Tony's story is just one of thousands of successful special adoption stories. Adopting a child with developmental disabilities is rewarding. It is also frustrating, challenging, exhausting, and exhilarating. A wide range of emotions accompany such adoptions, but they are the same emotions experienced by parents of all children.

Each time a child with a developmental disability achieves a victory--no matter how small--that child aspires to do more. Adoptive parents of these children cannot fully describe the overwhelming sense of pride and fulfillment they experience from sharing the joy of each new accomplishment. Although these children may be developmentally challenged, they need and give love just like other children.

Perhaps a look into the lives of three families who have decided to accept and meet the challenges of adding a child with developmental disabilities will clarify what they have gained from their children...

The Robertsons

Trudy Robertson, a single parent, lives in Commerce City, Colorado with three loving girls, all of whom she has adopted. Trudy's husband had died and their six children were grown and living on their own when Trudy became a foster parent. After a time, she decided that her commitment to her foster children was a permanent one and she adopted them. All three girls have multiple challenges, but with Trudy's help they are making progress.

Trudy shares her expertise in caring for children with developmental disabilities with other parents. She serves on her county's permanency planning team with other parents and with social workers from the developmental disabilities and social services fields in order to help create support services for families of children with developmental disabilities.

Trudy says that Joanne, Tenci and Kristi are often a handful, but that they are delightful, fun and give a lot of love. Her life centers on the girls and on giving other parents who care for children with disabilities support, advice and information about the services available in the area.

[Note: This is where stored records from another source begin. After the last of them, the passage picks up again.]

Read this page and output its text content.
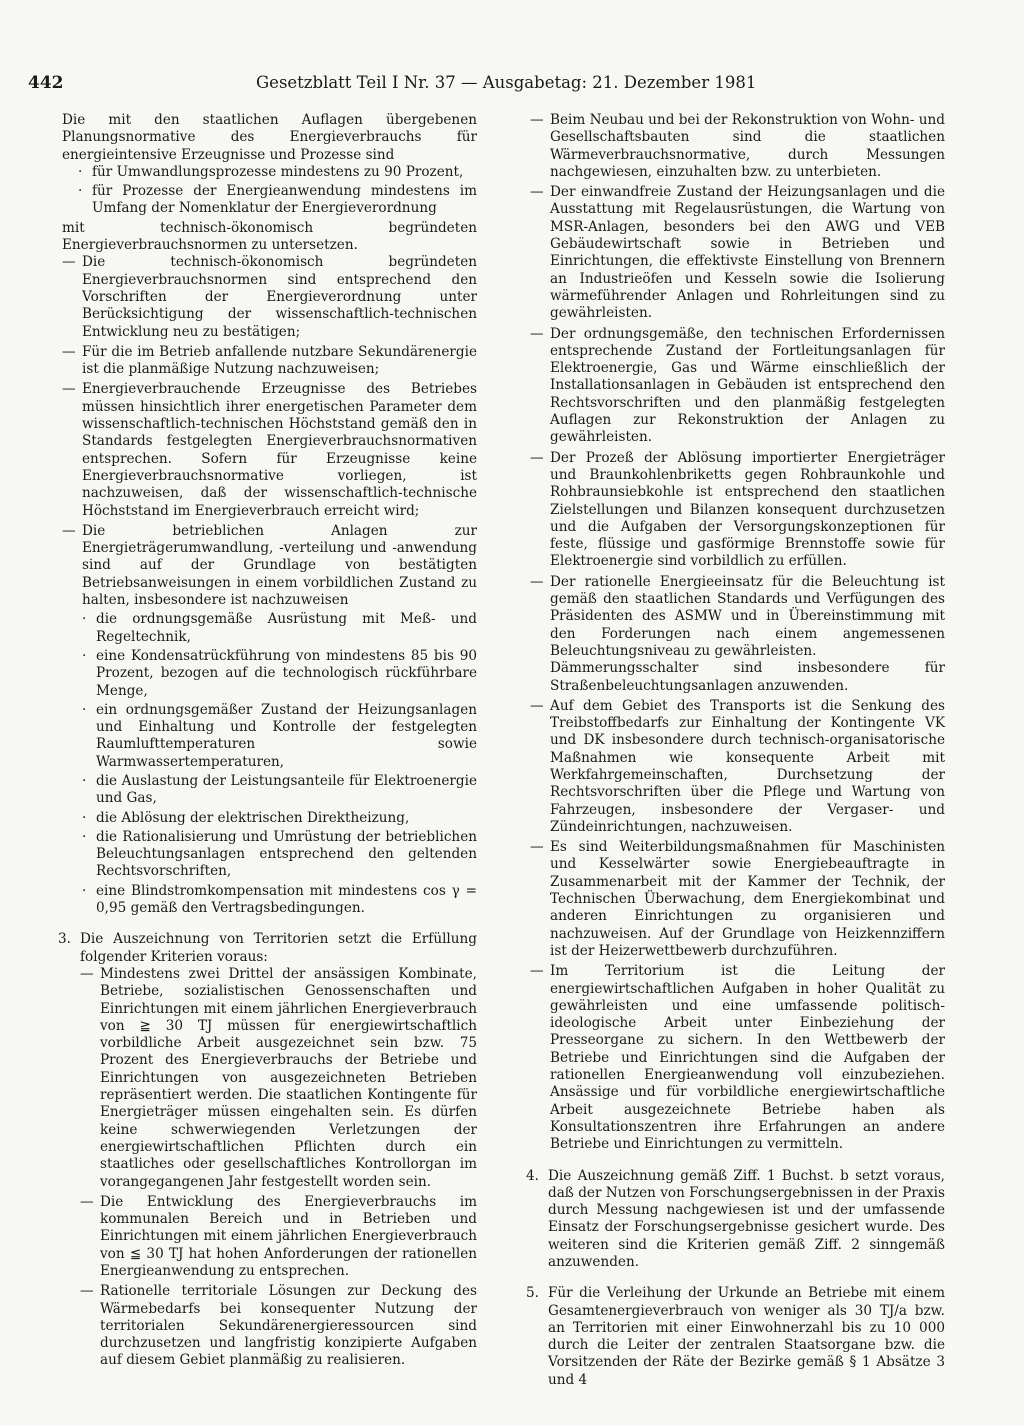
442	Gesetzblatt Teil I Nr. 37 — Ausgabetag: 21. Dezember 1981

Die mit den staatlichen Auflagen übergebenen Planungsnormative des Energieverbrauchs für energieintensive Erzeugnisse und Prozesse sind

· für Umwandlungsprozesse mindestens zu 90 Prozent,
· für Prozesse der Energieanwendung mindestens im Umfang der Nomenklatur der Energieverordnung

mit technisch-ökonomisch begründeten Energieverbrauchsnormen zu untersetzen.

— Die technisch-ökonomisch begründeten Energieverbrauchsnormen sind entsprechend den Vorschriften der Energieverordnung unter Berücksichtigung der wissenschaftlich-technischen Entwicklung neu zu bestätigen;
— Für die im Betrieb anfallende nutzbare Sekundärenergie ist die planmäßige Nutzung nachzuweisen;
— Energieverbrauchende Erzeugnisse des Betriebes müssen hinsichtlich ihrer energetischen Parameter dem wissenschaftlich-technischen Höchststand gemäß den in Standards festgelegten Energieverbrauchsnormativen entsprechen. Sofern für Erzeugnisse keine Energieverbrauchsnormative vorliegen, ist nachzuweisen, daß der wissenschaftlich-technische Höchststand im Energieverbrauch erreicht wird;
— Die betrieblichen Anlagen zur Energieträgerumwandlung, -verteilung und -anwendung sind auf der Grundlage von bestätigten Betriebsanweisungen in einem vorbildlichen Zustand zu halten, insbesondere ist nachzuweisen
· die ordnungsgemäße Ausrüstung mit Meß- und Regeltechnik,
· eine Kondensatrückführung von mindestens 85 bis 90 Prozent, bezogen auf die technologisch rückführbare Menge,
· ein ordnungsgemäßer Zustand der Heizungsanlagen und Einhaltung und Kontrolle der festgelegten Raumlufttemperaturen sowie Warmwassertemperaturen,
· die Auslastung der Leistungsanteile für Elektroenergie und Gas,
· die Ablösung der elektrischen Direktheizung,
· die Rationalisierung und Umrüstung der betrieblichen Beleuchtungsanlagen entsprechend den geltenden Rechtsvorschriften,
· eine Blindstromkompensation mit mindestens cos γ = 0,95 gemäß den Vertragsbedingungen.
3. Die Auszeichnung von Territorien setzt die Erfüllung folgender Kriterien voraus:

— Mindestens zwei Drittel der ansässigen Kombinate, Betriebe, sozialistischen Genossenschaften und Einrichtungen mit einem jährlichen Energieverbrauch von ≧ 30 TJ müssen für energiewirtschaftlich vorbildliche Arbeit ausgezeichnet sein bzw. 75 Prozent des Energieverbrauchs der Betriebe und Einrichtungen von ausgezeichneten Betrieben repräsentiert werden. Die staatlichen Kontingente für Energieträger müssen eingehalten sein. Es dürfen keine schwerwiegenden Verletzungen der energiewirtschaftlichen Pflichten durch ein staatliches oder gesellschaftliches Kontrollorgan im vorangegangenen Jahr festgestellt worden sein.
— Die Entwicklung des Energieverbrauchs im kommunalen Bereich und in Betrieben und Einrichtungen mit einem jährlichen Energieverbrauch von ≦ 30 TJ hat hohen Anforderungen der rationellen Energieanwendung zu entsprechen.
— Rationelle territoriale Lösungen zur Deckung des Wärmebedarfs bei konsequenter Nutzung der territorialen Sekundärenergieressourcen sind durchzusetzen und langfristig konzipierte Aufgaben auf diesem Gebiet planmäßig zu realisieren.
— Beim Neubau und bei der Rekonstruktion von Wohn- und Gesellschaftsbauten sind die staatlichen Wärmeverbrauchsnormative, durch Messungen nachgewiesen, einzuhalten bzw. zu unterbieten.
— Der einwandfreie Zustand der Heizungsanlagen und die Ausstattung mit Regelausrüstungen, die Wartung von MSR-Anlagen, besonders bei den AWG und VEB Gebäudewirtschaft sowie in Betrieben und Einrichtungen, die effektivste Einstellung von Brennern an Industrieöfen und Kesseln sowie die Isolierung wärmeführender Anlagen und Rohrleitungen sind zu gewährleisten.
— Der ordnungsgemäße, den technischen Erfordernissen entsprechende Zustand der Fortleitungsanlagen für Elektroenergie, Gas und Wärme einschließlich der Installationsanlagen in Gebäuden ist entsprechend den Rechtsvorschriften und den planmäßig festgelegten Auflagen zur Rekonstruktion der Anlagen zu gewährleisten.
— Der Prozeß der Ablösung importierter Energieträger und Braunkohlenbriketts gegen Rohbraunkohle und Rohbraunsiebkohle ist entsprechend den staatlichen Zielstellungen und Bilanzen konsequent durchzusetzen und die Aufgaben der Versorgungskonzeptionen für feste, flüssige und gasförmige Brennstoffe sowie für Elektroenergie sind vorbildlich zu erfüllen.
— Der rationelle Energieeinsatz für die Beleuchtung ist gemäß den staatlichen Standards und Verfügungen des Präsidenten des ASMW und in Übereinstimmung mit den Forderungen nach einem angemessenen Beleuchtungsniveau zu gewährleisten.
Dämmerungsschalter sind insbesondere für Straßenbeleuchtungsanlagen anzuwenden.
— Auf dem Gebiet des Transports ist die Senkung des Treibstoffbedarfs zur Einhaltung der Kontingente VK und DK insbesondere durch technisch-organisatorische Maßnahmen wie konsequente Arbeit mit Werkfahrgemeinschaften, Durchsetzung der Rechtsvorschriften über die Pflege und Wartung von Fahrzeugen, insbesondere der Vergaser- und Zündeinrichtungen, nachzuweisen.
— Es sind Weiterbildungsmaßnahmen für Maschinisten und Kesselwärter sowie Energiebeauftragte in Zusammenarbeit mit der Kammer der Technik, der Technischen Überwachung, dem Energiekombinat und anderen Einrichtungen zu organisieren und nachzuweisen. Auf der Grundlage von Heizkennziffern ist der Heizerwettbewerb durchzuführen.
— Im Territorium ist die Leitung der energiewirtschaftlichen Aufgaben in hoher Qualität zu gewährleisten und eine umfassende politisch-ideologische Arbeit unter Einbeziehung der Presseorgane zu sichern. In den Wettbewerb der Betriebe und Einrichtungen sind die Aufgaben der rationellen Energieanwendung voll einzubeziehen. Ansässige und für vorbildliche energiewirtschaftliche Arbeit ausgezeichnete Betriebe haben als Konsultationszentren ihre Erfahrungen an andere Betriebe und Einrichtungen zu vermitteln.
4. Die Auszeichnung gemäß Ziff. 1 Buchst. b setzt voraus, daß der Nutzen von Forschungsergebnissen in der Praxis durch Messung nachgewiesen ist und der umfassende Einsatz der Forschungsergebnisse gesichert wurde. Des weiteren sind die Kriterien gemäß Ziff. 2 sinngemäß anzuwenden.

5. Für die Verleihung der Urkunde an Betriebe mit einem Gesamtenergieverbrauch von weniger als 30 TJ/a bzw. an Territorien mit einer Einwohnerzahl bis zu 10 000 durch die Leiter der zentralen Staatsorgane bzw. die Vorsitzenden der Räte der Bezirke gemäß § 1 Absätze 3 und 4
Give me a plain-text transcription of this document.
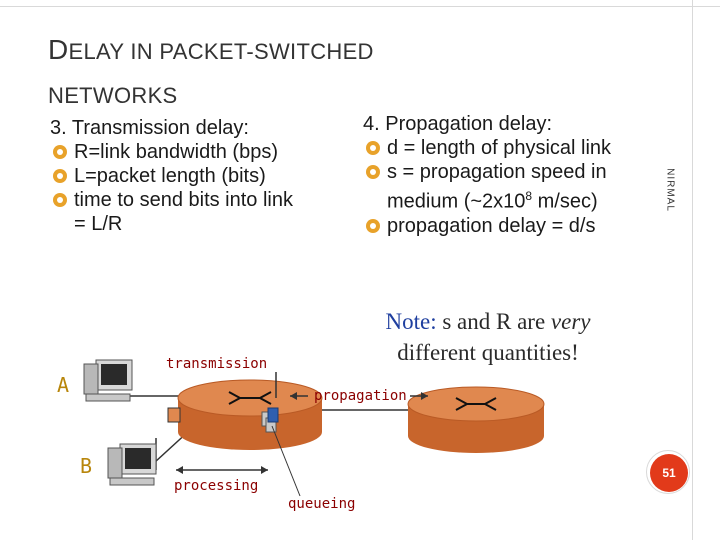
DELAY IN PACKET-SWITCHED
NETWORKS

3. Transmission delay:

R=link bandwidth (bps)
L=packet length (bits)
time to send bits into link
= L/R

4. Propagation delay:

d = length of physical link
s = propagation speed in
medium ($\sim 2x10^8$ m/sec)
propagation delay = d/s
NIRMAL
Note: s and R are very
different quantities!
A
B
transmission
propagation
processing
queueing
51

Her daughter joanne is twenty-one years old. She has Pierre Robin Syndrome, Moiebus Syndrome, and a repaired cleft palate. Because of these conditions, Joanne has some paralysis of facial nerves which has severely affected her speech, but Trudy observes that anyone listening carefully can usually understand her. Although Joanne has some difficulty in learning, she is progressing well.

Trudy says that Joanne acts like a typical teenager who wants to get out of the house and live and work on her own. Joanne often thinks about living on her own but the thought that she might have to be alone at night frightens her, even though she is fairly independent. She plans to get a job and then save money to eventually move into her own apartment.

Joanne is currently receiving job training and it is hoped that a job can be found for her. If she gets an apartment, she wants a roommate. When Joanne moves out of the house, Trudy will miss her of course, but they will keep in close contact. Joanne can do her own laundry and look after the other two children for short periods of time while Trudy goes to the store. She has made a real contribution to her family.

After growing up in foster care, eleven-and-a-half-year-old Tenci came to Trudy's home last year. At this stage, she can neither walk nor talk and has uncontrolled seizures. However, Trudy says she is doing better these days since the number of seizures has declined to the level of one to three a day. Doctors are working with her, trying different medications, but so far none have been completely successful.

Before joining Trudy's family last year, Tenci had spent many of her waking hours in a wheelchair because of fear, and she had as many as 30 seizures a day. Now, Tenci has let Trudy know that she hates being in the wheelchair and wants to try walking, so Trudy lets her try to walk at home. Just recently, Tenci took a few steps. Trudy feels that if Tenci's seizures are controlled, she will be able to walk soon, because Tenci is so highly motivated.

Because of her seizures, Tenci wears a helmet to protect herself from injury if she falls. Tenci is in a regular fifth grade class. While her love is not an open, hugging kind of love, when Tenci does well or appreciates what is being done for her, she rewards others with a big smile--a smile that says "I love you."